You may be buying a currency related to another country, but you will not actually receive that currency. You do not exchange funds in the market and this is often confusing for newcomers to this financial market. This method of trading can be considered as purchasing shares in another country. You are speculating about the success or failure of that country’s economic climate.
Quotes and an FX Converter
A currency’s value is calculated based on its value to that of a foreign currency. In a quote that is displayed as GBP/AUD, the British pound is termed the base currency and the Australian dollar is the counter currency. This pair shows how many Australian dollars you require to buy one British pound.
If you are a newcomer to the market, it is advisable that you obtain one of the tools known as an FX converter to help you do your calculations. Most FX converter tools offer you the facility to convert a range of currencies, both major and other. The sites where you are able to find these converters also offer you other forex related information, such as news releases and economic data.
You will have a choice of the currency pairs you wish to trade. If you are a beginner, experienced traders generally advise that you commence trading with the major currencies. You will be able to find sufficient information about these pairs to allow you to do analysis and draft charts to make your trades profitable.
There are beginner traders who prefer not to trade the major currencies, particularly traders who are based in an alternate currency country. It is not impossible to match these alternate currencies to a major currency and still show regular profits. An example is if you have a trader who is based in South Africa who makes the decision to trade a pair which includes the South African Rand along with the US dollar. This trader will have more information at his fingertips than an Australian trader who wishes to trade the SA rand. The South African trader understands the workings of the South African Reserve Bank, as well as the political climate in that country. This will more than likely allow the trader to make a profit on this minor pair, based on his or her personal knowledge of the events in South Africa.

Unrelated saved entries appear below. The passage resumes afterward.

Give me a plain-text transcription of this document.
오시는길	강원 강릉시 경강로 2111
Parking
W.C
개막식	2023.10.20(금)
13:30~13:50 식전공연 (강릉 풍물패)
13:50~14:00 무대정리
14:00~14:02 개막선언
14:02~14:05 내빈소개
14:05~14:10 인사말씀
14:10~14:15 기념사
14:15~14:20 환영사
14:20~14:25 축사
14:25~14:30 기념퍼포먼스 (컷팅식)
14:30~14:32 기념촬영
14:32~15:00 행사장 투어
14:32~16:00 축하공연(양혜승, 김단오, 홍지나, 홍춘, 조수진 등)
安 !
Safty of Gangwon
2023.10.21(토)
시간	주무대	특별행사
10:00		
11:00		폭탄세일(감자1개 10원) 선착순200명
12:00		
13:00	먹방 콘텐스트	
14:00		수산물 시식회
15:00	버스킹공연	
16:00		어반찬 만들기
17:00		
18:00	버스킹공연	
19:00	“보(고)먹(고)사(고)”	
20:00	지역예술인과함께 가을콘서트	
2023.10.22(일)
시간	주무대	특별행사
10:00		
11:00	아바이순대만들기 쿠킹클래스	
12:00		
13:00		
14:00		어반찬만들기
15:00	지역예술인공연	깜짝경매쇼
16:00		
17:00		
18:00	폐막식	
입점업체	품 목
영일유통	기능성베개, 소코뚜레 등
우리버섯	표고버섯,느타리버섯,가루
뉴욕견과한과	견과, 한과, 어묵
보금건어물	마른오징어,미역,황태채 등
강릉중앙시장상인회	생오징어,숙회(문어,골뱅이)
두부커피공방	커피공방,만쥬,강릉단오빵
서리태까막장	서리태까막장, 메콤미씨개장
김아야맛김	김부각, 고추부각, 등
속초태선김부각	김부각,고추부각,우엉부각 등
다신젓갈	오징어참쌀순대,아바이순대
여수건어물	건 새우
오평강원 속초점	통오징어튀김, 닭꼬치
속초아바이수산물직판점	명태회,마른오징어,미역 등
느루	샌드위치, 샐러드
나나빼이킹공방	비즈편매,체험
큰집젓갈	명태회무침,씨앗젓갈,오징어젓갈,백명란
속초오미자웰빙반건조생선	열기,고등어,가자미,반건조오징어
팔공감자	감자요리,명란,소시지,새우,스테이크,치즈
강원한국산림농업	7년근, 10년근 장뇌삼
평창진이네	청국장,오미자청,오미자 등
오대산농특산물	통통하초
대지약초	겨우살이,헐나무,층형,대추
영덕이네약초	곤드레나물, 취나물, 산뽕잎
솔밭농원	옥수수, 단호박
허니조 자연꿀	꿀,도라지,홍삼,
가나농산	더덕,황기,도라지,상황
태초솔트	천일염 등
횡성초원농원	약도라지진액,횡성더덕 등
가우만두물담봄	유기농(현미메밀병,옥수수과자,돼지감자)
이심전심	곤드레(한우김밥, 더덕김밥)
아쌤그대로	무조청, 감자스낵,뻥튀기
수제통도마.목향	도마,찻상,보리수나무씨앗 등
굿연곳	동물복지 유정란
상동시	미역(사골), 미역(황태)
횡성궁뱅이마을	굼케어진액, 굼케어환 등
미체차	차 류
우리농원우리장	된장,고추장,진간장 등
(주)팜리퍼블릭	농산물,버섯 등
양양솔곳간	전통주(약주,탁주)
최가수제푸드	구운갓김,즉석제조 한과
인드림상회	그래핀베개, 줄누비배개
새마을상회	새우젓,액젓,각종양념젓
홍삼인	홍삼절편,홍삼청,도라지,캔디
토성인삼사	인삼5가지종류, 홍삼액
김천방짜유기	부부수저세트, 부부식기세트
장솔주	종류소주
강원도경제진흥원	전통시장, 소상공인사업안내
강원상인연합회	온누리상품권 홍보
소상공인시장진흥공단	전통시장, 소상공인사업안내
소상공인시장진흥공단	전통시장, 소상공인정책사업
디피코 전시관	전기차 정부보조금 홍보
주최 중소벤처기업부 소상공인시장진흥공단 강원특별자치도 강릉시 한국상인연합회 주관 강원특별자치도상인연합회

You should take care when you choose your trading strategy. It should suit your personality as well as the amount of time you have available for trading. It will be futile for you to opt for scalping as your strategy if you are not able to cope with the stress and the fast pace of the method. Your psychological well-being is as important as your technical market knowledge. If your strategy pulls you out of your normal character, you will feel uncomfortable trading and this will affect the bottom line of your trades.